Ella siempre busca cambiarse de lugar para evitar los roces, pero de las miradas obscenas no se escapa. “Hay veces que los buses van llenos, y ellos aprovechan para ponerle ‘el bulto’ a una, es muy incómodo”, relata Mejía Gutiérrez. Sin embargo, como la mayoría de mujeres, nunca ha denunciado esta situación.

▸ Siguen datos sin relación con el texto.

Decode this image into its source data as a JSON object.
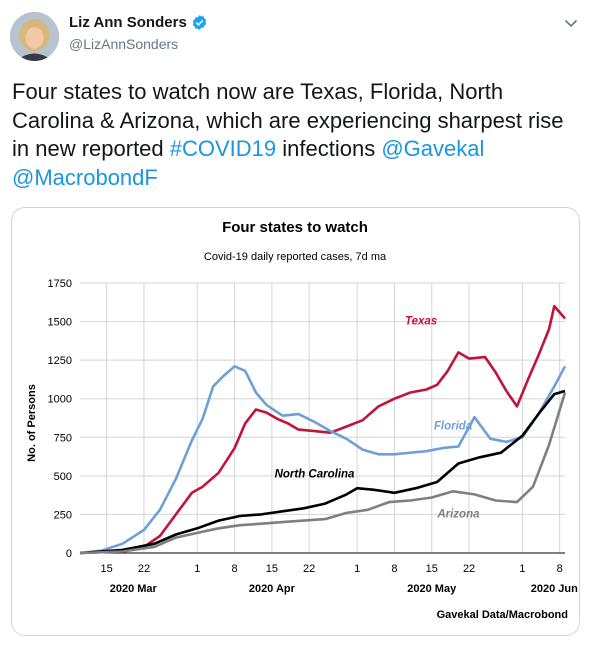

A criterio de Wendy Flores, abogada del Centro Nicaragüense de Derechos Humanos (Cenidh), la vergüenza, el miedo, el no tener los datos requeridos para denunciar a alguien y porque nadie se ofrece como testigo, influyen en las causas de por qué no se acusa.

Tanto en el Cenidh como en la Comisión Permanente de Derechos Humanos (CPDH) y en la Procuraduría de los Derechos Humanos, no hay registros de denuncias de este tipo. Sin embargo, Flores menciona que “aunque no se tengan este tipo de denuncias, no significa que no exista la situación. Pasa que las mujeres se quedan calladas”.

Carla Sequeira, abogada de la CPDH, analiza que “las personas se han acostumbrado, y se ha vuelto algo rutinario. Esta es una forma de violencia, y en el ámbito centroamericano, solo Costa Rica está tomando serias medidas al respecto. En Nicaragua no hay legislación. Solo se puede tratar como asedio”.

En marzo, la OCAC promovió la app ActionAid y funciona por geolocalización. Entrás a la aplicación, te ubica inmediatamente en el lugar donde estás. En la esquina superior derecha hay un símbolo de +, si lo presionás, te sale una lista de distintas formas de violencia a denunciar.